The virus has also wreaked havoc on Warner Bros. movie business. It released the expensive science-fiction movie “Tenet” when theaters around the country were just starting to reopen, a gamble that didn’t pay off as box office results were disappointing although it performed better abroad.
The studio recently pushed “Wonder Woman 1984” from an October open to year’s end. “Dune,” which was supposed to open during the holiday season, won’t premiere until next year at the earliest, and “The Batman” has been bumped to 2022.
While much of the cutting is tied to the effect of the virus on WarnerMedia’s core businesses, the company is also pivoting its content strategy and consolidation operations as a result.
Warner Bros. TV, which has historically produced content for all broadcast, cable and streaming platforms, is now being encouraged to focus solely on making content for sister platforms like HBO Max. That has driven the company to cut staff, particularly on the distribution side.
NBCUniversal has undergone a similar streamlining process. It has combined programming operations for its broadcast, cable and streaming platforms under one umbrella, which has led to significant cuts in staff.
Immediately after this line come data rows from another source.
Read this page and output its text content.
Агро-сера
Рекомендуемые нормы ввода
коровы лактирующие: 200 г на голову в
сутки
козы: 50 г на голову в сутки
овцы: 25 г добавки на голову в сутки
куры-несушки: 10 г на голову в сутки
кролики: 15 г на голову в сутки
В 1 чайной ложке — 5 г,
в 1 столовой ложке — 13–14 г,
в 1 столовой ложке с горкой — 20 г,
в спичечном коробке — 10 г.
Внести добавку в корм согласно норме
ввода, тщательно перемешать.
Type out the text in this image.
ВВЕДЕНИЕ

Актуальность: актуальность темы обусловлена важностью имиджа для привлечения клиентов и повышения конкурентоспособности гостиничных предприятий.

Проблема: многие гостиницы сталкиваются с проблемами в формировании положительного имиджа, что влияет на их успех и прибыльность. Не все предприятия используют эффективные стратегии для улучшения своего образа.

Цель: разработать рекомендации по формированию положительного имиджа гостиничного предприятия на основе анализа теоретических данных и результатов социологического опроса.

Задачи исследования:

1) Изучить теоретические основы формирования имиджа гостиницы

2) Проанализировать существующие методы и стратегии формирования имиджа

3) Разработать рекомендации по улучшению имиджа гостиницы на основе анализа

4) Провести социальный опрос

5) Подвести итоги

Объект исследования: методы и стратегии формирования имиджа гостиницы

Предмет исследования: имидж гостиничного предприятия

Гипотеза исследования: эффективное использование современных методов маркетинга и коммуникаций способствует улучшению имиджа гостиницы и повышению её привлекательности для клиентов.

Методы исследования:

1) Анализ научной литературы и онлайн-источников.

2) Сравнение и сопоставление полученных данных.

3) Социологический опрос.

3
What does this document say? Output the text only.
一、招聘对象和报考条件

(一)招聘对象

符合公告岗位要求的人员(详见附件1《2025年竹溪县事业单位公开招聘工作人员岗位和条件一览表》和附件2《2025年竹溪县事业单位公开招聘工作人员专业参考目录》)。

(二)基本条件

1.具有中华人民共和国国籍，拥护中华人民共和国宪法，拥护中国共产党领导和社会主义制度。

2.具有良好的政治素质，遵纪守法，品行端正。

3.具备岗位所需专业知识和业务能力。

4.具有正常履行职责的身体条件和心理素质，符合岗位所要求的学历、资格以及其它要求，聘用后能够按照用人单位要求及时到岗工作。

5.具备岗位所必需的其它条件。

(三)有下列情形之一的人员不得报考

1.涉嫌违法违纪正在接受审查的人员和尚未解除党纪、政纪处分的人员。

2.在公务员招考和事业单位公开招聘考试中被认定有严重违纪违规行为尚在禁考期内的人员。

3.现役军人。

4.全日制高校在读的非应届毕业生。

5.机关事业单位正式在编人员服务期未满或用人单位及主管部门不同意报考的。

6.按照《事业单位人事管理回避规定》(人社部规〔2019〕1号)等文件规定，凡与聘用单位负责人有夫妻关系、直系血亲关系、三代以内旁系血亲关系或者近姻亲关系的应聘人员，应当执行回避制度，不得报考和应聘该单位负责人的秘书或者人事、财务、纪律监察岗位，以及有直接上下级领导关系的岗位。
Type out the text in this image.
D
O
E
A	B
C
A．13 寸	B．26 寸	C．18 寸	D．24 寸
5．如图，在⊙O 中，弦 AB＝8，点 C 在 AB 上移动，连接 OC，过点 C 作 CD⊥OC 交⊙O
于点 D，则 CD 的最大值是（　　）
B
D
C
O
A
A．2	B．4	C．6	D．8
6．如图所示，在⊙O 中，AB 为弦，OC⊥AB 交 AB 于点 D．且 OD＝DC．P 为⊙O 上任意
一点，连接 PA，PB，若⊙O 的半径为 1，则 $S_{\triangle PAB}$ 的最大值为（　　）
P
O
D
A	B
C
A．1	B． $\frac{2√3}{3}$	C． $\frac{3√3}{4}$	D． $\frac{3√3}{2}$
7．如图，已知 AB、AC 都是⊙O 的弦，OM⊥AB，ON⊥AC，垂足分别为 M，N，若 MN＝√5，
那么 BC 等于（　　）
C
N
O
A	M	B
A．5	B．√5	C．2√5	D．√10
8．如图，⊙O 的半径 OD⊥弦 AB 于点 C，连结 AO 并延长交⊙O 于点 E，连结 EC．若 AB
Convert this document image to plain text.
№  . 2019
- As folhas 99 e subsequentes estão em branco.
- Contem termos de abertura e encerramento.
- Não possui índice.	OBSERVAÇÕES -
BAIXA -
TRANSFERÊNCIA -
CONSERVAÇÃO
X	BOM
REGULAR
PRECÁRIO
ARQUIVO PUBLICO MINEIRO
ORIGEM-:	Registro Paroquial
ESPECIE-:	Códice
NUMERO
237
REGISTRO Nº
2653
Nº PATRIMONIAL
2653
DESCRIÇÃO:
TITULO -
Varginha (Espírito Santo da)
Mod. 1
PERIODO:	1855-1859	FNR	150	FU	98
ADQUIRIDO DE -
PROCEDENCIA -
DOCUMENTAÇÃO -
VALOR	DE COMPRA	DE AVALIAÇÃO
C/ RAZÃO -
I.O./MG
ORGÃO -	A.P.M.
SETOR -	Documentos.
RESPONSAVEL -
AT&T Chief Executive John Stankey said in a recent interview with The Wall Street Journal that the company’s media bets will take years to pay off but were the right choices long-term. He also said the company was reviewing all its operations. “There’s nothing that’s sacred anywhere in the business,” he said. “WarnerMedia is no exception to that.”
AT&T agreed to pay about $85 billion for Time Warner in 2016, but the deal was held up for nearly two years by a federal antitrust challenge. AT&T shares have fallen about 28% this year, lagging behind rivals like Comcast and missing out on the stock market’s record run.